Wenn von Bartóks Bühnenwerken die Rede ist, finden meist lediglich die einaktige Oper „Herzog Blaubarts Burg“ und das wegen seines brutalen Sujets berüchtigte Ballett „Der wunderbare Mandarin“ Erwähnung. Dass es daneben noch ein weiteres Ballett gibt, nämlich Bartóks Frühwerk „Der holgeschnitzte Prinz“ (Originaltitel: „A fából faragott királyfi“) wissen selbst begeisterte Bartók-Fans oft nicht.
Es ist nicht genau nachvollziehbar, warum „Der holzgeschnitzte Prinz“ so selten in den Theatern und Konzertsälen zu sehen bzw. zu hören ist, doch es liegt nahe, den Grund in dem ungewöhnlich großen orchestralen Aufwand zu suchen, den der Komponist für sein Tanzspiel vorgesehen hat. Das Orchester des „holzgeschnitzten Prinzen“ ist mit vierfachem Holz (inkl. einer Saxophongruppe), Celesta, zwei Harfen, umfänglichem Schlagzeug und dem üblichen Blechbläser- und Streicheranteil sozusagen bis zum Bersten besetzt.
Umso erstaunlicher ist, dass weite Teile der Partitur sehr lyrische und leise Musik zum Inhalt haben. Diese spätromantisch bis impressionistisch anmutenden Passagen werden jedoch durch eruptive Orchesterausbrüche immer wieder attackiert, wodurch sich ein in sich zerrissenes musikalisches Bild ergibt. Ein Märchen? Vielleicht, aber wohl eher keines, was man den Kindern zum Einschlafen erzählt.
Die Bernstein-Schülerin Marin Alsop, die in der jüngeren Vergangenheit mit dem Bournemouth Symphony Orchestra in schöner Regelmäßigkeit völlig unkalkulierbare Aufahmen vorgelegt hatte, deren Qualität von „eher mittelmäßig“ bis hin zu Prädikat „Referenzcharakter“ reichten, präsentiert mit ihrer Interpretation des frühen Bartók-Ballets eine höchst gelungene und deshalb höchst willkommene Ergänzung der Bartók-Diskografie.

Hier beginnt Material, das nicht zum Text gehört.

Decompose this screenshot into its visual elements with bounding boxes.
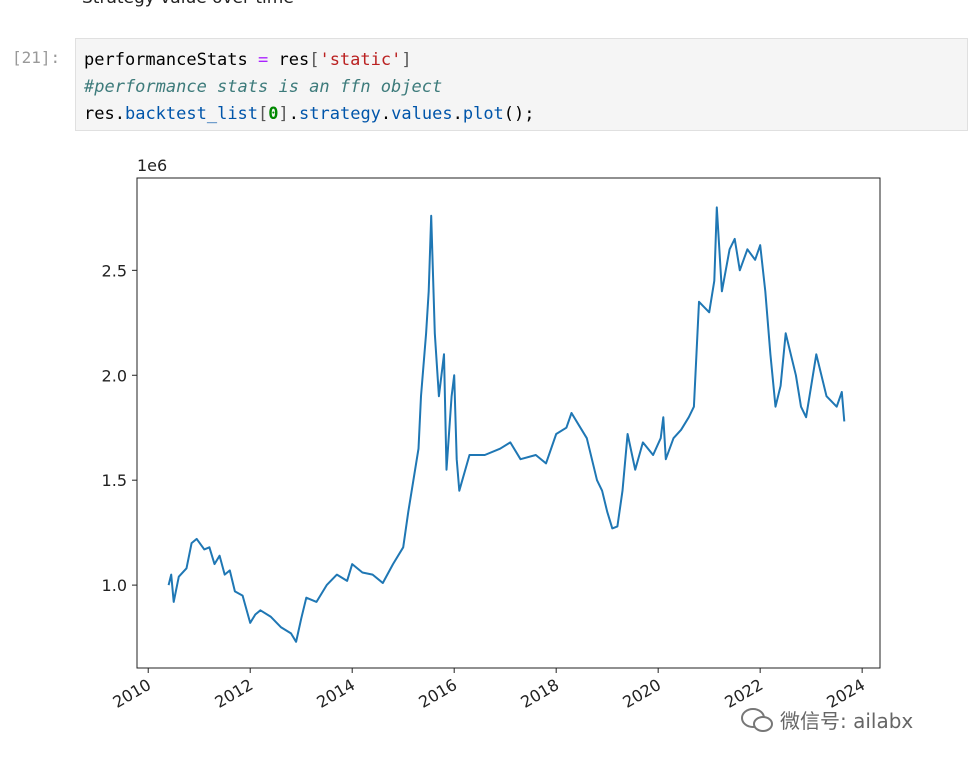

Im Endeffekt bin ich sogar der Meinung, dass Frau Alsop mit der vorliegenden CD ihre bisherige Meisterleistung als Dirigentin vorgelegt hat. Naxos-Tonmeister Phil Rowlands hat die offenbar sehr gute Akustik des „Lighthouse“ in Poole ein weiteres Mal optimal genutzt, sodass die Veröffentlichung auch ein akustischer Genuss ist, der sich vor keiner Major-Produktion zu verstecken braucht.
Da man oftmals nur die Konzertsuiten des „holzgeschnitzten Prinzen“ zu hören bekommt, steht nun eine gute und günstige Gelegenheit für all jene, die erkunden möchten, wie die spätromantischen Anfänge des späteren Avantgardisten Bartók geklungen haben. Besonders interessant sind die vielen Parallelen zwischen Bartóks „holzgeschnitztem Prinz“ (1917) und Strawinskys „Feuervogel“ (1911), die sich förmlich aufdrängen.